The XX Factor

Why It Matters That Fewer Women Are Published in Literary Magazines

As Meghan O’Rourke writes on Slate , VIDA’s new count of magazine contributors by gender is distressing . Or maybe it’s simply depressing. I suppose it depends on how optimistic you were before you glimpsed the numbers. (Disclosure: I recently became a member of VIDA, though I did not orchestrate the study.)

VIDA tallied the number of writers appearing in both general interest magazines such as The New Yorker and The Atlantic and at literary magazines such as Granta , The Paris Review and Tin House . And as Meghan notes, the literary magazines tended to have slightly more equitable gender ratios than the others.
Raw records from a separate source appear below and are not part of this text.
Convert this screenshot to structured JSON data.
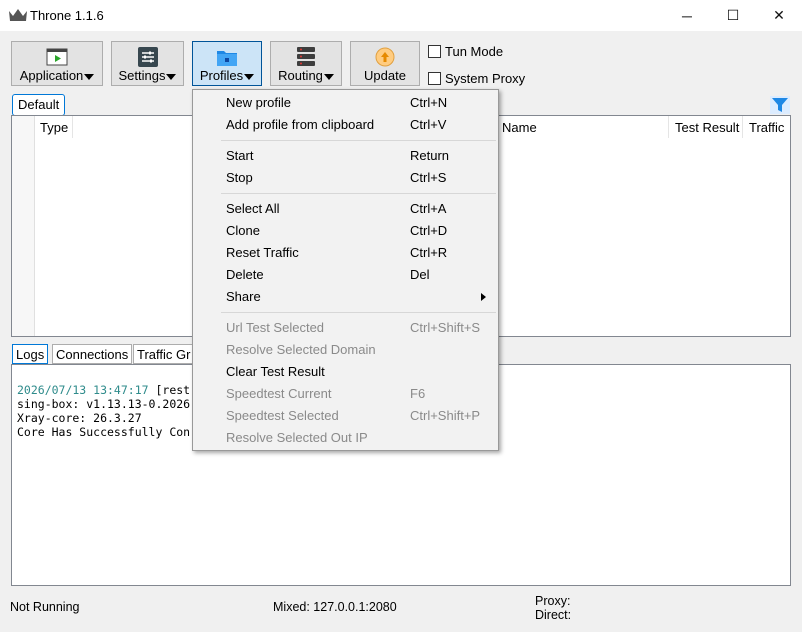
{
  "window": {
    "title": "Throne 1.1.6",
    "controls": {
      "minimize": "─",
      "maximize": "☐",
      "close": "✕"
    }
  },
  "toolbar": {
    "buttons": [
      {
        "label": "Application",
        "icon": "application-icon",
        "has_dropdown": true
      },
      {
        "label": "Settings",
        "icon": "settings-icon",
        "has_dropdown": true
      },
      {
        "label": "Profiles",
        "icon": "profiles-folder-icon",
        "has_dropdown": true,
        "active": true
      },
      {
        "label": "Routing",
        "icon": "routing-icon",
        "has_dropdown": true
      },
      {
        "label": "Update",
        "icon": "update-icon",
        "has_dropdown": false
      }
    ],
    "tun_mode": {
      "label": "Tun Mode",
      "checked": false
    },
    "system_proxy": {
      "label": "System Proxy",
      "checked": false
    }
  },
  "group_tab": "Default",
  "table": {
    "columns": [
      "Type",
      "Name",
      "Test Result",
      "Traffic"
    ]
  },
  "bottom_tabs": [
    "Logs",
    "Connections",
    "Traffic Gr"
  ],
  "log_lines": [
    {
      "timestamp": "2026/07/13 13:47:17",
      "text": " [rest"
    },
    {
      "timestamp": "",
      "text": "sing-box: v1.13.13-0.2026"
    },
    {
      "timestamp": "",
      "text": "Xray-core: 26.3.27"
    },
    {
      "timestamp": "",
      "text": "Core Has Successfully Con"
    }
  ],
  "status": {
    "state": "Not Running",
    "mixed": "Mixed: 127.0.0.1:2080",
    "proxy": "Proxy:",
    "direct": "Direct:"
  },
  "profiles_menu": {
    "items": [
      {
        "label": "New profile",
        "shortcut": "Ctrl+N",
        "enabled": true
      },
      {
        "label": "Add profile from clipboard",
        "shortcut": "Ctrl+V",
        "enabled": true
      },
      {
        "label": "Start",
        "shortcut": "Return",
        "enabled": true
      },
      {
        "label": "Stop",
        "shortcut": "Ctrl+S",
        "enabled": true
      },
      {
        "label": "Select All",
        "shortcut": "Ctrl+A",
        "enabled": true
      },
      {
        "label": "Clone",
        "shortcut": "Ctrl+D",
        "enabled": true
      },
      {
        "label": "Reset Traffic",
        "shortcut": "Ctrl+R",
        "enabled": true
      },
      {
        "label": "Delete",
        "shortcut": "Del",
        "enabled": true
      },
      {
        "label": "Share",
        "shortcut": "",
        "enabled": true,
        "submenu": true
      },
      {
        "label": "Url Test Selected",
        "shortcut": "Ctrl+Shift+S",
        "enabled": false
      },
      {
        "label": "Resolve Selected Domain",
        "shortcut": "",
        "enabled": false
      },
      {
        "label": "Clear Test Result",
        "shortcut": "",
        "enabled": true
      },
      {
        "label": "Speedtest Current",
        "shortcut": "F6",
        "enabled": false
      },
      {
        "label": "Speedtest Selected",
        "shortcut": "Ctrl+Shift+P",
        "enabled": false
      },
      {
        "label": "Resolve Selected Out IP",
        "shortcut": "",
        "enabled": false
      }
    ]
  },
  "colors": {
    "accent": "#0078d7",
    "timestamp": "#2e8b8b",
    "disabled_text": "#8a8a8a",
    "filter_icon": "#1e88e5"
  }
}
Even so, according to VIDA’s count, women make up only a fraction of the contributors to some of the country’s most prominent literary magazines. Some may be tempted to ask whether this really matters. Who reads these magazines, anyway? Aren’t women out there in droves buying books by female authors for their book groups, literary journals be damned? Isn’t there Oprah? (Actually, no: Even Oprah’s book club has been short of lady writers lately.)
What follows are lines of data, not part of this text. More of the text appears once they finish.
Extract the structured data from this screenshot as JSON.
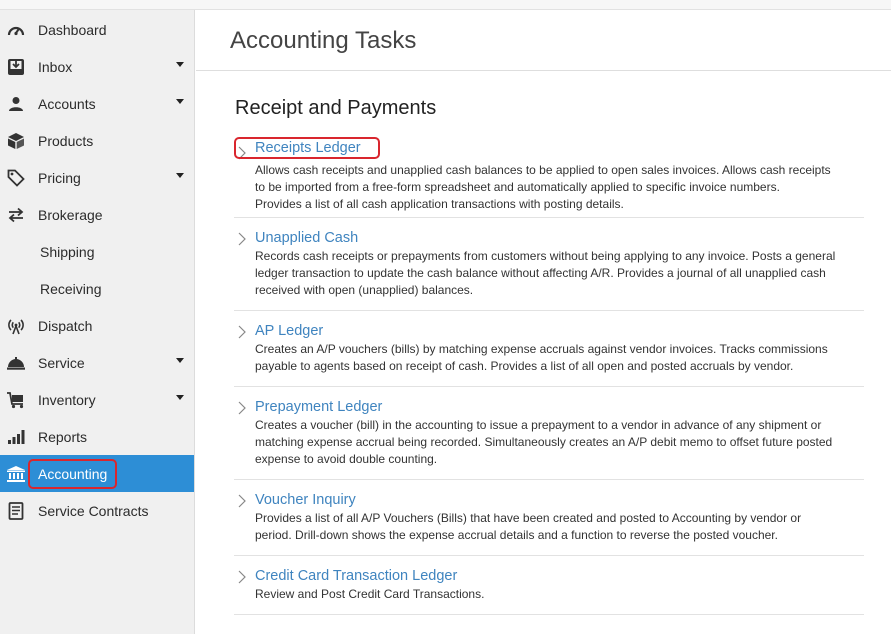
{
  "sidebar": {
    "items": [
      {
        "label": "Dashboard",
        "icon": "dashboard-gauge-icon"
      },
      {
        "label": "Inbox",
        "icon": "inbox-icon"
      },
      {
        "label": "Accounts",
        "icon": "person-icon"
      },
      {
        "label": "Products",
        "icon": "box-icon"
      },
      {
        "label": "Pricing",
        "icon": "price-tag-icon"
      },
      {
        "label": "Brokerage",
        "icon": "exchange-arrows-icon"
      },
      {
        "label": "Shipping"
      },
      {
        "label": "Receiving"
      },
      {
        "label": "Dispatch",
        "icon": "antenna-icon"
      },
      {
        "label": "Service",
        "icon": "service-bell-icon"
      },
      {
        "label": "Inventory",
        "icon": "cart-icon"
      },
      {
        "label": "Reports",
        "icon": "bar-chart-icon"
      },
      {
        "label": "Accounting",
        "icon": "bank-icon"
      },
      {
        "label": "Service Contracts",
        "icon": "contract-icon"
      }
    ]
  },
  "header": {
    "title": "Accounting Tasks"
  },
  "section": {
    "title": "Receipt and Payments"
  },
  "tasks": [
    {
      "title": "Receipts Ledger",
      "lines": [
        "Allows cash receipts and unapplied cash balances to be applied to open sales invoices. Allows cash receipts",
        "to be imported from a free-form spreadsheet and automatically applied to specific invoice numbers.",
        "Provides a list of all cash application transactions with posting details."
      ]
    },
    {
      "title": "Unapplied Cash",
      "lines": [
        "Records cash receipts or prepayments from customers without being applying to any invoice. Posts a general",
        "ledger transaction to update the cash balance without affecting A/R. Provides a journal of all unapplied cash",
        "received with open (unapplied) balances."
      ]
    },
    {
      "title": "AP Ledger",
      "lines": [
        "Creates an A/P vouchers (bills) by matching expense accruals against vendor invoices. Tracks commissions",
        "payable to agents based on receipt of cash. Provides a list of all open and posted accruals by vendor."
      ]
    },
    {
      "title": "Prepayment Ledger",
      "lines": [
        "Creates a voucher (bill) in the accounting to issue a prepayment to a vendor in advance of any shipment or",
        "matching expense accrual being recorded. Simultaneously creates an A/P debit memo to offset future posted",
        "expense to avoid double counting."
      ]
    },
    {
      "title": "Voucher Inquiry",
      "lines": [
        "Provides a list of all A/P Vouchers (Bills) that have been created and posted to Accounting by vendor or",
        "period. Drill-down shows the expense accrual details and a function to reverse the posted voucher."
      ]
    },
    {
      "title": "Credit Card Transaction Ledger",
      "lines": [
        "Review and Post Credit Card Transactions."
      ]
    }
  ],
  "colors": {
    "accent": "#2d8ed6",
    "link": "#3f84bf",
    "highlight": "#d9262e"
  }
}
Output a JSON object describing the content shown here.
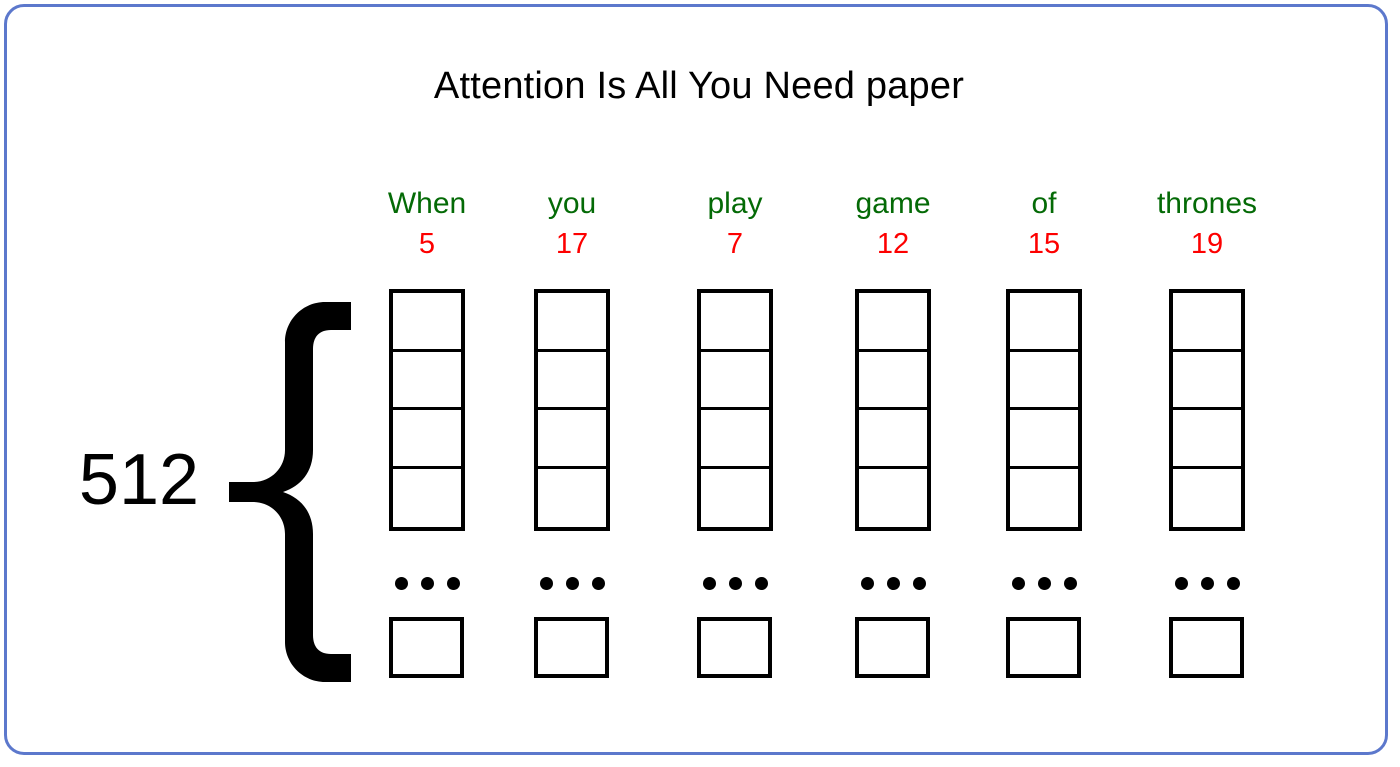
{
  "figure": {
    "title": "Attention Is All You Need paper",
    "dimension_label": "512",
    "brace_glyph": "{",
    "ellipsis_dot_count": 3,
    "cells_per_visible_stack": 4,
    "colors": {
      "border": "#5c78cc",
      "word": "#046a06",
      "token_id": "#fd0000",
      "cell_outline": "#000000",
      "text": "#000000",
      "background": "#ffffff"
    }
  },
  "columns": [
    {
      "word": "When",
      "token_id": "5"
    },
    {
      "word": "you",
      "token_id": "17"
    },
    {
      "word": "play",
      "token_id": "7"
    },
    {
      "word": "game",
      "token_id": "12"
    },
    {
      "word": "of",
      "token_id": "15"
    },
    {
      "word": "thrones",
      "token_id": "19"
    }
  ]
}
Literary magazines matter a great deal. Let’s begin where most aspiring writers begin: with a manuscript. If this manuscript gets accepted by, say, The Paris Review , our writer will not only be blessed with new readers, he will be eligible for such honors as the O. Henry Prize, the Pushcart Prize, and Best American Voices. He might get a fellowship or a residency at a famous colony where he might work surrounded by mentors and peers. He might get an agent, and later, a book contract. This book might then get reviewed, win prizes, and provide him with rich soil from which to grow.
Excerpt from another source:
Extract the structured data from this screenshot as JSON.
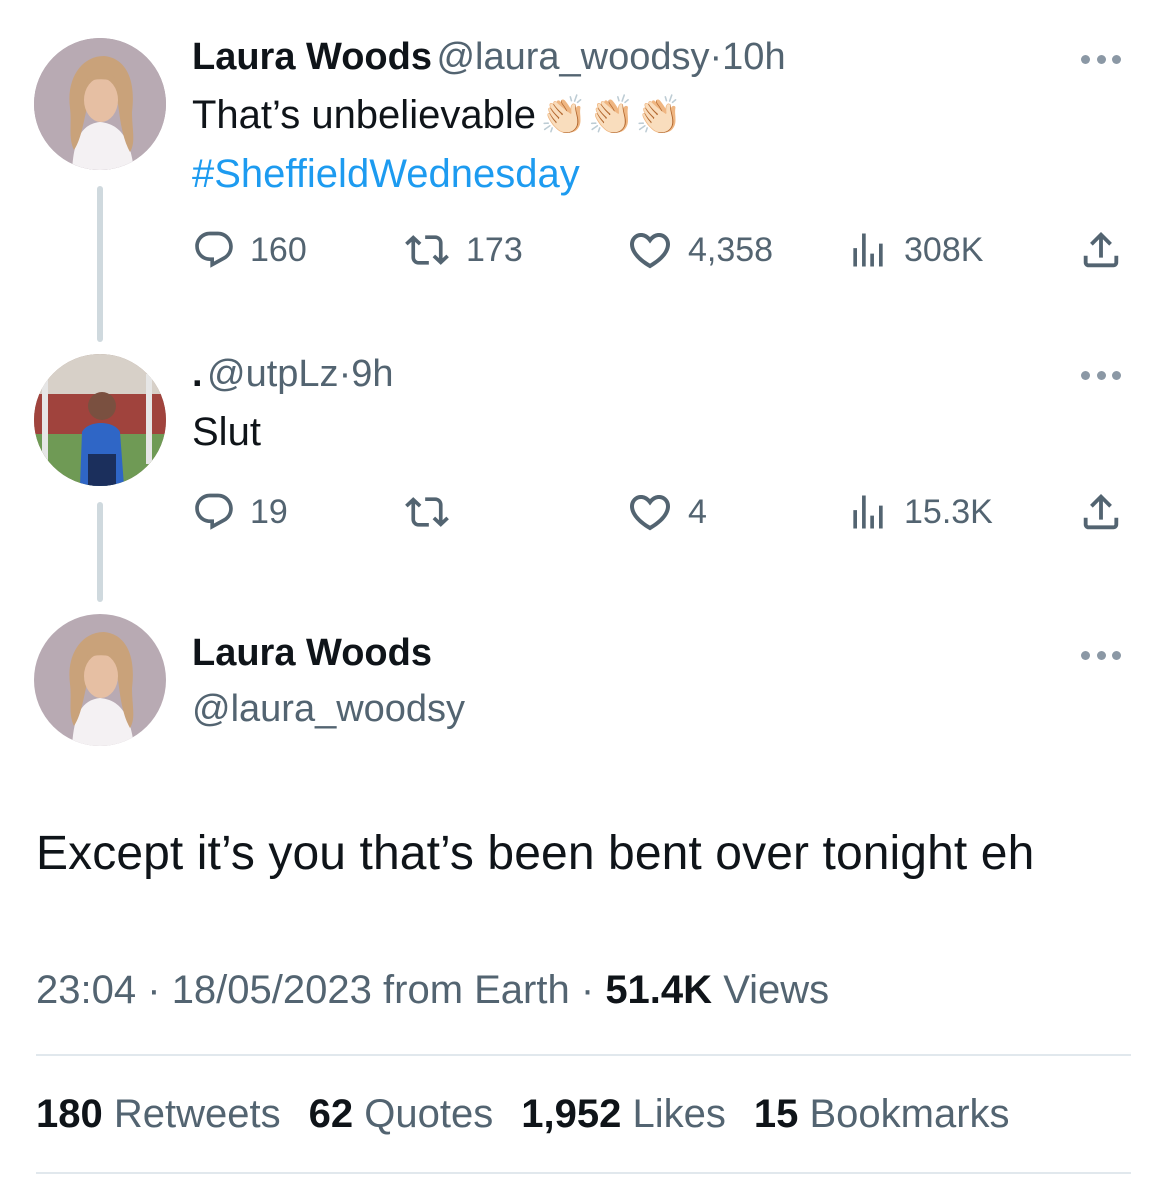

If this writer is female and cannot get her work published by magazines (because magazines are-unconsciously or not-privileging male writers), she won’t be on the radar for fellowships, prizes, agents, publishers, and yes, reviews. Of course, there are other avenues; many successful novelists don’t publish in literary magazines. But short story writers and poets simply must.

Literary magazines editors work tirelessly, often for little compensation. What they do is truly an act of altruism and love. May they all be blessed with large subscription bases so they can continue to keep literary culture alive. But why are their gender ratios so terrible? Why is one prestigious literary magazine publishing fiction by women at a ratio of one to five? (Yes, it’s actually that bad.) Do men simply write better? As someone who avidly reads and reviews, I really don’t think so.

Is it possible, instead, that we’re so deep into this cycle of recognition and reward that we simply see writing by men as more literary? And if so, is it only out of habit or is something more insidious at play?  Might the problem start the minute we see a male name on a manuscript, or read about a male protagonist? A novelist friend of mine once told me that she fears writing a female narrator for this reason, so she never has. Are men covering territory that editors have come to see as more worthy, more culturally important? Not all women write fiction about family, and not all men write stories about the wilderness, but there might be a kernel of truth buried in these generalizations.

My own rough count of fiction editors at prominent publications reveals that the majority of final decision-makers are men. Is a bit of mirror-gazing occurring? Are male editors more likely to see their own concerns in men’s writing? If so, this bias may cut both ways: My work has frequently been championed by female editors. But for now, the gatekeepers of literary culture-at least at magazines-are still primarily male.